Culture

Senate Authorizes Oil Drilling in 'One of Planet Earth's Works of Art'

The "1002 Area," coveted by oil companies, will be industrialized.

by Nick Lucchesi
Flickr / USFWS Headquarters

The Arctic National Wildlife Refuge is a cluster of protected areas in Alaska described by the National Park Service biologist Lowell Sumner as “one of planet Earth’s own works of art.” It also claims an area with a name so boring only the government could have coined it: The 1002 Area.

This 1.5-million acre space on Alaska’s northern coastal plan is emerald green in the summer and snow-covered in the winter, home to wildlife like brown bears, reindeer, and walruses. It’s also home to mass quantities of heavy crude oil, according to studies by the USGS, and in the small hours of Saturday morning, a Republican tax bill passed in the Senate that also gives authorization to drill that oil in the 1002 Area.

It’s easy to see how pumping heavy crude oil from the Earth, tearing up the surface beyond recognition, then using incredible amounts of energy to break it down for use in cars will be a short-sighted fix for America’s energy problem. The landscape will be rendered unrecognizable from what’s there today, and that’s no exaggeration, as anybody who’s seen what industrialized refining does to the Earth and its wildlife.

Before the drilling begins, here’s a Google Earth video of the area today:

For years, Alaskan Republican Senator Lisa Murkowski has tried to industrialize the protected wilderness, and in the very early hours of Saturday morning, she got her wish. The GOP’s tax bill passed the Senate and included in it as authorization for oil and gas drilling in the Arctic National Wildlife Refuge, or ANWR for short.

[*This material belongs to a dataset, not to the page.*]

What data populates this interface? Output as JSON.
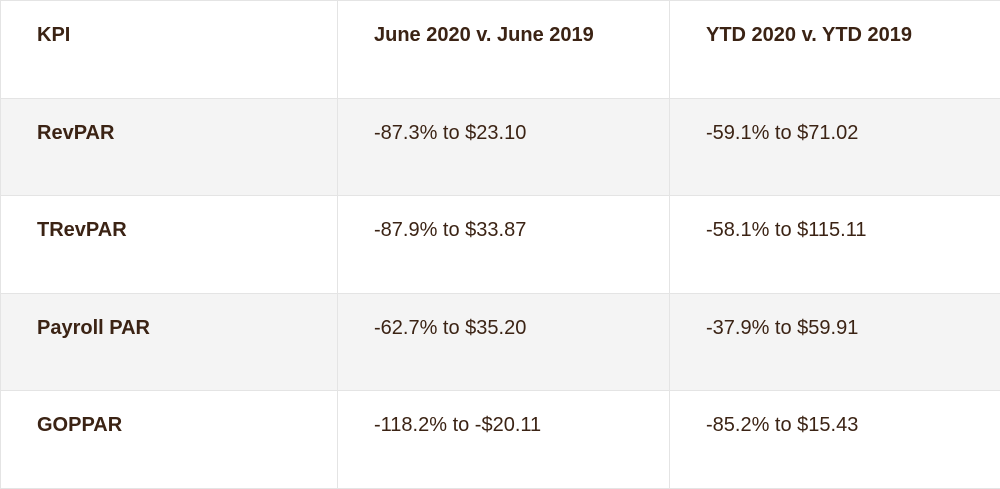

Without recognizing the irony, Murkowski said this early Saturday, via a statement posted on her website: “Tonight is a critical milestone in our efforts to secure Alaska’s future.” She’s talking about the number of jobs the project will create, when she mentions the state’s “future,” but long-term, one wonder how’s the state will clean up the mess once the demand for oil runs out as renewable energy resources — solar, wind, and the batteries that come with it — become cheaper and economically smarter options.

Dan Sullivan, the junior Senator from Alaska, and also a Republican, curiously used the word “environment” in his statement: “It will also help protect the global environment by producing energy at home using the most stringent of environmental standards, and will help strengthen our national security and foreign policy.”

The 1002 Area has for years been a coveted symbol of economic opportunity for oil corporations and politicians focused on money instead of the state’s beauty that attracted their families to move there in the first place. This history wasn’t lost on Sullivan, who also said this about turning the 1002 Area in a work zone: “Today’s historic vote is yet another milestone in bringing us that much closer to realizing a decades-long dream of opening the 1002 area of ANWR.”

The Senate’s tax bill is 479 pages long and isn’t searchable, because this is the government we’re talking about. Also, the bill was full of additions written in the margins. This tweet from Montana Senator Jon Tester went viral on Friday night as he showed that the massive bill with scribbles all over it. “This is unbelievable, we’re doing massive tax reform on absolute incredible timeline, this is going to effect everybody in this country, it’s going to shift money from middle-class families to the rich. It’s amazing, and we’ve been given this 25 minutes ago, and we’re supposed to vote on in a couple hours.”

What’s Next:

The vote on the $1.5 trillion tax bill was 51 to 49, with Republican Tennessee Senator Bob Corker as the only Republican who didn’t vote for it. No Democrats voted for it. The Washington Post reports that the bill “still has to be reconciled with an earlier House-passed version before being sent to President Trump. Yet in getting the bill through the Senate, Republicans succeeded where they failed earlier this year, when their efforts to repeal the Affordable Care Act collapsed in mortifying fashion.

President Trump celebrated one of his few major accomplishments during a first year of his administration that’s been met with failed initiatives and bizarre attacks on celebrities. Tweeted Trump on Saturday morning: “More Biggest Tax Bill and Tax Cuts in history just passed in the Senate. Now these great Republicans will be going for final passage. Thank you to House and Senate Republicans for your hard work and commitment!”